Kii factory was established in 1996 and has grown over the years to collect cherries from about 1,200 farmers. Together with Karimikui and Kiangoi mills, they form the Rungeto Farmers Cooperative Society, which is made up of 3,000 active members. Rungeto Society was established in 1953 and has built a strong reputation for itself ever since. This society has an annual production of 500,000 kgs of green coffee and an estimated area under coffee of 535 hectares. Rungeto represents 9% of all smallholder production in Kirinyaga. The high-yield factories produce coffees of outstanding quality, grown in ideal growing circumstances on the foot of Mount Kenya.
In total, Rungeto has about 3500 farmers growing their coffee on small plots of land there and delivering their cherries to the three mills. Nowadays, an estimated 55% of all coffee production in Kenya comes from smallholder farms. Farmers take ripe cherries to be processed in centralized wet mills, where they are pulped, fermented, washed and sun dried on elevated tables. Coffee is then delivered to a dry mill. The parchement coffee produced by Kii factory, for example, is further processed by the Sasini dry mill.

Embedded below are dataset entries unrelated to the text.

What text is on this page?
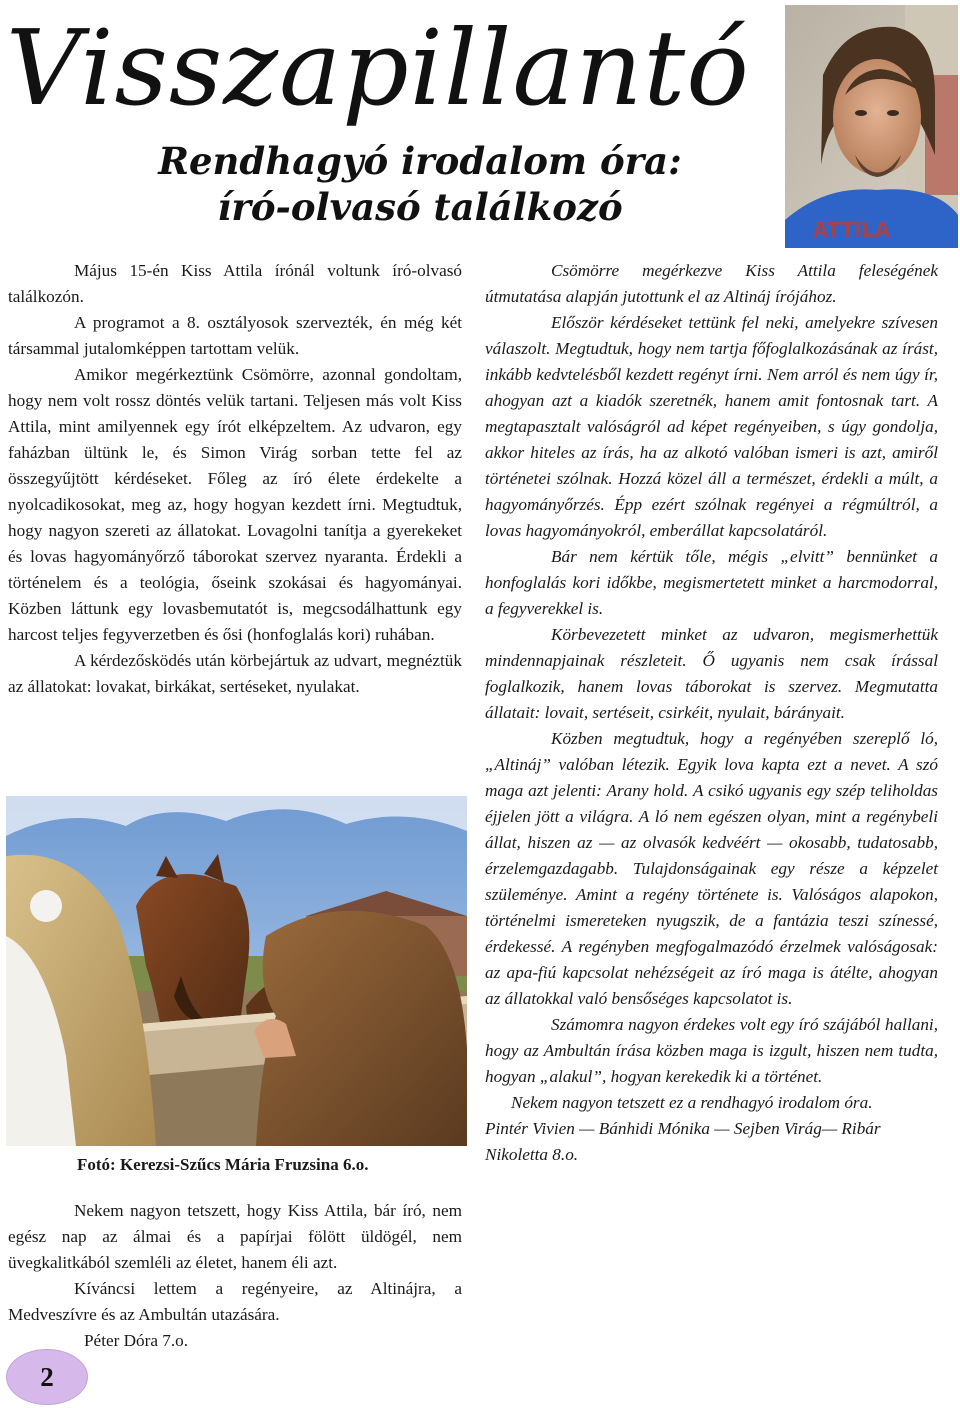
Visszapillantó
Rendhagyó irodalom óra:
író-olvasó találkozó
ATTILA

Május 15-én Kiss Attila írónál voltunk író-olvasó találkozón.

A programot a 8. osztályosok szervezték, én még két társammal jutalomképpen tartottam velük.

Amikor megérkeztünk Csömörre, azonnal gondoltam, hogy nem volt rossz döntés velük tartani. Teljesen más volt Kiss Attila, mint amilyennek egy írót elképzeltem. Az udvaron, egy faházban ültünk le, és Simon Virág sorban tette fel az összegyűjtött kérdéseket. Főleg az író élete érdekelte a nyolcadikosokat, meg az, hogy hogyan kezdett írni. Megtudtuk, hogy nagyon szereti az állatokat. Lovagolni tanítja a gyerekeket és lovas hagyományőrző táborokat szervez nyaranta. Érdekli a történelem és a teológia, őseink szokásai és hagyományai. Közben láttunk egy lovasbemutatót is, megcsodálhattunk egy harcost teljes fegyverzetben és ősi (honfoglalás kori) ruhában.

A kérdezősködés után körbejártuk az udvart, megnéztük az állatokat: lovakat, birkákat, sertéseket, nyulakat.

Fotó: Kerezsi-Szűcs Mária Fruzsina 6.o.

Nekem nagyon tetszett, hogy Kiss Attila, bár író, nem egész nap az álmai és a papírjai fölött üldögél, nem üvegkalitkából szemléli az életet, hanem éli azt.

Kíváncsi lettem a regényeire, az Altinájra, a Medveszívre és az Ambultán utazására.

Péter Dóra 7.o.

Csömörre megérkezve Kiss Attila feleségének útmutatása alapján jutottunk el az Altináj írójához.

Először kérdéseket tettünk fel neki, amelyekre szívesen válaszolt. Megtudtuk, hogy nem tartja főfoglalkozásának az írást, inkább kedvtelésből kezdett regényt írni. Nem arról és nem úgy ír, ahogyan azt a kiadók szeretnék, hanem amit fontosnak tart. A megtapasztalt valóságról ad képet regényeiben, s úgy gondolja, akkor hiteles az írás, ha az alkotó valóban ismeri is azt, amiről történetei szólnak. Hozzá közel áll a természet, érdekli a múlt, a hagyományőrzés. Épp ezért szólnak regényei a régmúltról, a lovas hagyományokról, emberállat kapcsolatáról.

Bár nem kértük tőle, mégis „elvitt” bennünket a honfoglalás kori időkbe, megismertetett minket a harcmodorral, a fegyverekkel is.

Körbevezetett minket az udvaron, megismerhettük mindennapjainak részleteit. Ő ugyanis nem csak írással foglalkozik, hanem lovas táborokat is szervez. Megmutatta állatait: lovait, sertéseit, csirkéit, nyulait, bárányait.

Közben megtudtuk, hogy a regényében szereplő ló, „Altináj” valóban létezik. Egyik lova kapta ezt a nevet. A szó maga azt jelenti: Arany hold. A csikó ugyanis egy szép teliholdas éjjelen jött a világra. A ló nem egészen olyan, mint a regénybeli állat, hiszen az — az olvasók kedvéért — okosabb, tudatosabb, érzelemgazdagabb. Tulajdonságainak egy része a képzelet szüleménye. Amint a regény története is. Valóságos alapokon, történelmi ismereteken nyugszik, de a fantázia teszi színessé, érdekessé. A regényben megfogalmazódó érzelmek valóságosak: az apa-fiú kapcsolat nehézségeit az író maga is átélte, ahogyan az állatokkal való bensőséges kapcsolatot is.

Számomra nagyon érdekes volt egy író szájából hallani, hogy az Ambultán írása közben maga is izgult, hiszen nem tudta, hogyan „alakul”, hogyan kerekedik ki a történet.

Nekem nagyon tetszett ez a rendhagyó irodalom óra.

Pintér Vivien — Bánhidi Mónika — Sejben Virág— Ribár Nikoletta 8.o.

2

Coffee production in Kenya dates back to the late 1880s, when French Missionaries reportedly brought seeds to the Taita Hills area. Introduced into the Kiambu district in 1896, coffee found a great combination of altitude, soils and temperature that resulted in the high quality for which Kenyan coffee is known across the globe. Still today, the biggest coffee growing area spreads from Kiambu, on the outskirts of Nairobi, up to the slopes of Mount Kenya. The Counties in this region also known as Central Kenya – Kiambu, Kirinyaga, Murang’a and Nyeri – have an annual production of around 39,000 metric tons of green coffee, which accounts for almost 70% of the national production. Other coffee growing areas are: Machakos (Eastern Kenya) and Bungoma (Western Kenya), but volumes are significantly smaller.
Although patterns may differ from area to area, Kenya is generally known to have two main rainy seasons which dictate two crops. Long rains occur from March to May, while a shorter rainy season occurs around October. The dry spells that anticipate those rains trigger two flowering periods: February/March for the country’s main crop, and September for the early or ’fly’ crop. Central areas are able to produce and deliver coffee in both seasons, whereas Machakos, for example, is known for only having production during the early crop season.
Coffee plants naturally find extremely fertile soils in Kenya’s growing regions. Soils are young and volcanic and very rich in organic matter. The altitude in coffee growing areas ranges from a minimum of 1280m in Embu, Eastern part of Mount Kenya region, to a high of 2300m in Nyeri, on the Western slopes.
Organization & Processing
Nowadays, approximately 55 % of all coffee production comes from smallholder farms. The number varies greatly from area to area (Kiambu 14%, Kirinyaga 72%, Machakos 80%). Smallholder farmers are organized in Cooperative Societies, which own the wet mills where farmers deliver ripe cherries. At wet mills (also known as factories) cherries are pulped and fermented for approximately 24 hours. After fermentation, coffee is soaked in tanks full of water and washed in channels. Still at the washing station, coffee is graded in P1 (heaviest parchment), P2 and lights (floaters). Any remaining cherries are removed and processed separately. Coffee is sun-dried on raised tables, a process which can take up to 3 weeks. At night and during the hottest periods, parchment is covered so that drying is gentle aand homogenous.
Dry parchment is then delivered to a centralized dry mill to be processed, screened and marketed at the weekly auctions in Nairobi. Approximately 90% of the entire coffee production is ‘washed’. The remaining 10% is made up of usually unripe cherries that are spread out in trays to dry in the sun – a process that can take up to 5 weeks. This coffee is known as ‘Mbuni’.